Sanità, liste d'attesa e costi elevati: «11 milioni di italiani hanno dovuto rinunciare alle cure nel 2016»

Più cure, ma solo per chi può pagarsele. Se infatti è arrivata a 34,5 miliardi di euro la spesa sanitaria sostenuta di tasca propria dai cittadini dello Stivale (con un incremento del 3,2% nel 2013-2015, il doppio dell'aumento della spesa complessiva per i consumi delle famiglie nello stesso periodo, pari a +1,7%), sono diventati 11 milioni nel 2016 gli italiani che hanno dovuto rinviare o rinunciare a prestazioni sanitarie nell'ultimo anno a causa di difficoltà economiche, non riuscendo a pagarle di tasca propria.

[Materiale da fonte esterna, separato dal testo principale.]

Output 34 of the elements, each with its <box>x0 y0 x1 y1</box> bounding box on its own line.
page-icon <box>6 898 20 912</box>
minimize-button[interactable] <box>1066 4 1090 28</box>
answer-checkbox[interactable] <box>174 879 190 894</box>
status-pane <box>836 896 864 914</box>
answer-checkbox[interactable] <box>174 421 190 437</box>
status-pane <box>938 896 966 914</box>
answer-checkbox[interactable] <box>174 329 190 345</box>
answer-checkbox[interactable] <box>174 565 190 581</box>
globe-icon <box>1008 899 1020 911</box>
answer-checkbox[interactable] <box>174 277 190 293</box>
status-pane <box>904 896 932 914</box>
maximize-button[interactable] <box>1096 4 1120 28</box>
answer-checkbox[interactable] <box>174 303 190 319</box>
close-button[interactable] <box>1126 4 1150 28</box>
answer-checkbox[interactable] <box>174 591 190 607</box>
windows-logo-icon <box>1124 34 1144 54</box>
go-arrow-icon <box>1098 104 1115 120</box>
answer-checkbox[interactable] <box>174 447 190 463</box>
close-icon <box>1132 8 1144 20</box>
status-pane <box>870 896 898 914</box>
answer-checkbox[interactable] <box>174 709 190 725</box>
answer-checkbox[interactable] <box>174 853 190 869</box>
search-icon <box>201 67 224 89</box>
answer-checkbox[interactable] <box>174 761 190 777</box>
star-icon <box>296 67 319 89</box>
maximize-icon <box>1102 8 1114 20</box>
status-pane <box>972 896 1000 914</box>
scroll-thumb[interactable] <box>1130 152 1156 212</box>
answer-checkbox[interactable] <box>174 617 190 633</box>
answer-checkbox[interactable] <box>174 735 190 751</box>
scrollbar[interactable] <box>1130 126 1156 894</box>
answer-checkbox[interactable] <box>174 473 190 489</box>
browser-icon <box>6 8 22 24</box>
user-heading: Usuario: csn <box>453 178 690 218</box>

Ben 2 milioni in più rispetto al 2012. È quanto emerge dalla ricerca Censis-Rbm Assicurazione Salute, presentata oggi a Roma al VI 'Welfare Day'. Al cambiamento 'meno sanità pubblica, più sanità privatà si aggiunge, dunque, il fenomeno della sanità negata: 'niente sanità senza soldì. Riguarda, in particolare, 2,4 milioni di anziani e 2,2 milioni di millennial. L'andamento della spesa sanitaria privata - evidenzia l'indagine - è tanto più significativo se si considera la dinamica deflattiva, rilevante nel caso di alcuni prodotti e servizi sanitari. Sono lievitati i ticket pagati dagli italiani, visto che il 45,4% (cioè 5,6 punti percentuali in più rispetto al 2013) ha pagato tariffe nel privato uguali o di poco superiori al ticket che avrebbe pagato nel pubblico. «Sono 10,2 milioni gli italiani che fanno un maggiore ricorso alla sanità privata rispetto al passato - ha detto Marco Vecchietti, amministratore delegato di Rbm Assicurazione Salute - e di questi il 72,6% a causa delle liste d' attesa che nel servizio sanitario pubblico si allungano».

Sono 7,1 milioni gli italiani che nell'ultimo anno hanno fatto ricorso all'intramoenia (il 66,4% proprio per evitare le lunghe liste d' attesa). Il 30,2% si è rivolto alla sanità a pagamento anche perché i laboratori, gli ambulatori e gli studi medici sono aperti nel pomeriggio, la sera e nei weekend. Pagare per acquistare prestazioni sanitarie è ormai un gesto quotidiano: più sanità per chi può pagarsela. Per il 45% degli italiani la qualità del servizio sanitario della propria regione è poi peggiorata negli ultimi due anni (lo pensa il 39,4% dei residenti nel Nord-Ovest, il 35,4% nel Nord-Est, il 49% al Centro, il 52,8% al Sud), per il 41,4% è rimasta inalterata e solo per il 13,5% è migliorata. Il 52% degli italiani considera inadeguato il servizio sanitario della propria regione (la percentuale sale al 68,9% nel Mezzogiorno e al 56,1% al Centro, mentre scende al 41,3% al Nord-Ovest e al 32,8% al Nord-Est). La lunghezza delle liste d' attesa è il paradigma - secondo l'indagine - delle difficoltà del servizio pubblico e il moltiplicatore della forza d'attrazione della sanità a pagamento.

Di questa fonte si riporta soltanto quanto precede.